Магистр в поход собрался
Одной рукой готовя «приватизацию» орденских земель по прусскому сценарию, другой рукой новый магистр Ордена Готхард Кеттлер собрался нанести по московитам неожиданный удар, стукнув закованным в латную перчатку кулаком по столу. Зачем ему потребовалось это действо? Потому ли, что он хотел усилить свои позиции в ходе предстоящих переговоров с Сигизмундом II о порядке «инкорпорации» Ливонии в состав Великого княжества Литовского? Или же он был вынужден действовать так, уступая нажиму со стороны «староливонской партии», отказавшей в поддержке Фюрстенбергу из-за его пассивности в ходе боевых действий?
Складывается впечатление, что возобновление войны Кеттлеру нужно было постольку-поскольку. Оно не входило в его планы, но не попробовать выступить он не мог по политическим соображениям. Одним словом, решив разыграть эту карту, Кеттлер, ещё будучи коадъютором, стал собирать необходимые финансовые и материальные ресурсы (провиант, фураж, порох, пушки и прочее) и вербовать наёмников, чтобы перейти к боевым действиям, как только истечёт срок перемирия. На эту работу у него ушло всё лето и начало осени, но к октябрю приготовления в общем и в целом были завершены. Новоиспечённый магистр покинул Венден и отправился в Ревель, чтобы оттуда выступить, как и годом раньше, на Дерпт.
Считая себя не связанными никакими соглашениями с Московитом, Кеттлер и руководители Ордена решили не дожидаться, пока истечёт срок перемирия, и перешли к активным действиям раньше. 14 октября 1559 года орденский ландмаршал Ф. Шалль фон Белль (похоже, что он был одним из вождей «староливонской партии») с четырьмя ротами-фенлейнами ландскнехтов, несколькими пушками (etlich geschutte) и, видимо, со своими вассалами-ландзассами (по росписи 1555–1556 годов — 190 «коней», хотя, конечно, на второй год войны их было уже меньше) «пришел в государеву землю в Юрьевской уезд в Сангацкую (Zangnitz) мызу воиною». Разбив лагерь в примерно 30 верстах (32 км) от Юрьева, ландмаршал стал ожидать подкреплений.
Новость о том, что ливонское войско объявилось на дальних подступах к столице русской Ливонии, вызвала среди местных воевод переполох. Они немедля снарядили гонца в Москву, а сами в ожидании приказаний начали готовиться к осадному сидению, приводить в порядок укрепления и артиллерию и свозить в города и замки припасы.

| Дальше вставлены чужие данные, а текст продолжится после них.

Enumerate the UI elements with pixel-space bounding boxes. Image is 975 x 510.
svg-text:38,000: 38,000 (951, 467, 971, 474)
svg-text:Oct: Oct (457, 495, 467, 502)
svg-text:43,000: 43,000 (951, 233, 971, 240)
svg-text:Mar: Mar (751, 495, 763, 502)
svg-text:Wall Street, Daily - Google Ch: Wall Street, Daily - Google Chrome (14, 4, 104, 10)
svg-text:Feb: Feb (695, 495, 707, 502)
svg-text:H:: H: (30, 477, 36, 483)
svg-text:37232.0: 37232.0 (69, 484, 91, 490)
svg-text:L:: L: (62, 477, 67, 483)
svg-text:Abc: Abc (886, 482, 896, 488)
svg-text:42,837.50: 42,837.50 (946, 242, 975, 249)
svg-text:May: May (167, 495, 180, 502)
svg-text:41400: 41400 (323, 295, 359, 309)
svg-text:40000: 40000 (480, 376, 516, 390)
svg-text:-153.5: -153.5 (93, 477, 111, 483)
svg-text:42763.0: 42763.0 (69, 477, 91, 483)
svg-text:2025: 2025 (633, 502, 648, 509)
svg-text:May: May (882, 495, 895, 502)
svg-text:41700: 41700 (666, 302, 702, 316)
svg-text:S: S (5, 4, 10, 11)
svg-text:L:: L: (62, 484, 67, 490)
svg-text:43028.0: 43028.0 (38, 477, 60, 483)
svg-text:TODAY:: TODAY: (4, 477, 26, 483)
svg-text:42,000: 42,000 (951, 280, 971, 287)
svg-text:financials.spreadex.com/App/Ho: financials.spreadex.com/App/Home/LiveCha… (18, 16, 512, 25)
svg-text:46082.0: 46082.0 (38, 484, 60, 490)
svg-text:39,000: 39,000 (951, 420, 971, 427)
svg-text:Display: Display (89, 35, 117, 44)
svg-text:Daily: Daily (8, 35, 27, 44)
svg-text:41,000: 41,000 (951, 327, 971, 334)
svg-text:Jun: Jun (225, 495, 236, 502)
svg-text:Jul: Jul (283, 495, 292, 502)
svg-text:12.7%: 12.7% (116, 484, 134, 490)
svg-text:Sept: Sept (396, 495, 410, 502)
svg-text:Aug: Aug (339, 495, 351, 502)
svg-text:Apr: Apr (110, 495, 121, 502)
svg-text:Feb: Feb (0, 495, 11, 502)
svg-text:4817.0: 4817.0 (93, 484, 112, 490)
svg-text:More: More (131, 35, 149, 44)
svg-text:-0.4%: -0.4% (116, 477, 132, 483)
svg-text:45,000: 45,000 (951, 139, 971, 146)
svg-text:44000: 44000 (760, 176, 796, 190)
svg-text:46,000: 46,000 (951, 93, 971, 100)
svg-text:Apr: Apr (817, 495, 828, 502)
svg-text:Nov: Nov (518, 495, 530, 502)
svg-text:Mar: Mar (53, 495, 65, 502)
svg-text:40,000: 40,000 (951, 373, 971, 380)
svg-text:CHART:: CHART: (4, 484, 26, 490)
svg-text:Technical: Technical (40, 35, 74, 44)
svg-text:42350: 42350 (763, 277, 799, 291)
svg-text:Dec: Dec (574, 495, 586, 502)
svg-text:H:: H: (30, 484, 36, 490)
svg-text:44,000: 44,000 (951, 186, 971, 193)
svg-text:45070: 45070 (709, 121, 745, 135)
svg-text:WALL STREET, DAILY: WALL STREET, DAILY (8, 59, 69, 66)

Естественно, в Москве всерьёз забеспокоились: как-никак, ситуация до боли напоминала ту, что имела место в минувшем году. Снова неожиданное выступление ливонцев застало русские власти в Ливонии врасплох. Потому на заседании Боярской думы царь решил, а бояре приговорили послать в Псков с ратными людьми боярина воеводу А.Д. Басманова, а из Пскова тамошнему воеводе Ю.И. Темкину Ростовскому предписывалось «отпустити изо Пскова воевод Захарью Плещеев, Григория Нагово, а с Красного городка и с Вышегорода Замятню Сабурова да Алексея Скрябина» с наказом «быти под людми и приходити на загонщиков и доволна проведывати, коим обычаем маистр изменил и перемирия не дождався воиною пришел».
Сбор малой трёхполковой рати, которую должен был возглавить псковский воевода, был назначен в Изборске, откуда ей надлежало идти к Юрьеву на «маистра». Однако вдали от грозного царева глаза воеводы, как полагается, разместничались. Второй воевода Сторожевого полка А. Скрябин бил челом, что, мол, ему «невместно» ходить под первым воеводой Захарией Плещеевым. Разрядную роспись пришлось переделывать и переменять командный состав войска. Темкин Ростовский, как не справившийся со своими военачальниками и явно не пользовавшийся среди них должным авторитетом, был отправлен обратно воеводствовать в Псков, а его сменил боярин И.П. Яковлев.
Пока суд да дело, Плещеев успел несколько раз сходить в поиск против ливонцев, о чём и отписывал в Москву царю. Он со своими товарищами «приходили на немецких людеи и не в одном месте, и немецких людеи побили и языки поимали трожды». Языки же на допросах показали, что «пришол Трегороцкой князец Мошкалко (ландмаршал Ф. Шалль фон Белль — прим. авт.), а с ним немецкие люди и заморския, маистра и арцыбискупа им дожидатца в тех мызах». И как только соберутся вместе «маистр» и «арцыбискуп», продолжали рассказывать пленники, то «идти им к Юрьеву и стояти у Юрьева зима вся: не взяв, от Юрьева прочь не ити». Любопытно, что если верить показаниям пленных, Кеттлер и на этот раз строил свой план на помощь со стороны «пятой колонны» в Юрьеве-Дерпте:
«А изменил маистр и завоевал по Юрьеветцких людей ссылке, а от Юрьева присылали и не одны языки, которые имали у Неметцких людей, и те языки то же сказывали».
Юрьевское сидение
Итак, цель предпринятого Кеттлером похода стала для русских очевидной. Первым делом юрьевский наместник воевода князь А.И. Катырев-Ростовский занялся розыском о юрьевской измене. На этот раз обошлось без членовредительства и казней. Как писал ливонский хронист Франц Ниенштедт, заподозренных в измене бюргеров «поместили в ратуше, присылали им кушанье из их домов и никакого вреда не причиняли, а когда магистр отступил, каждый без всякой помехи отправился к себе домой».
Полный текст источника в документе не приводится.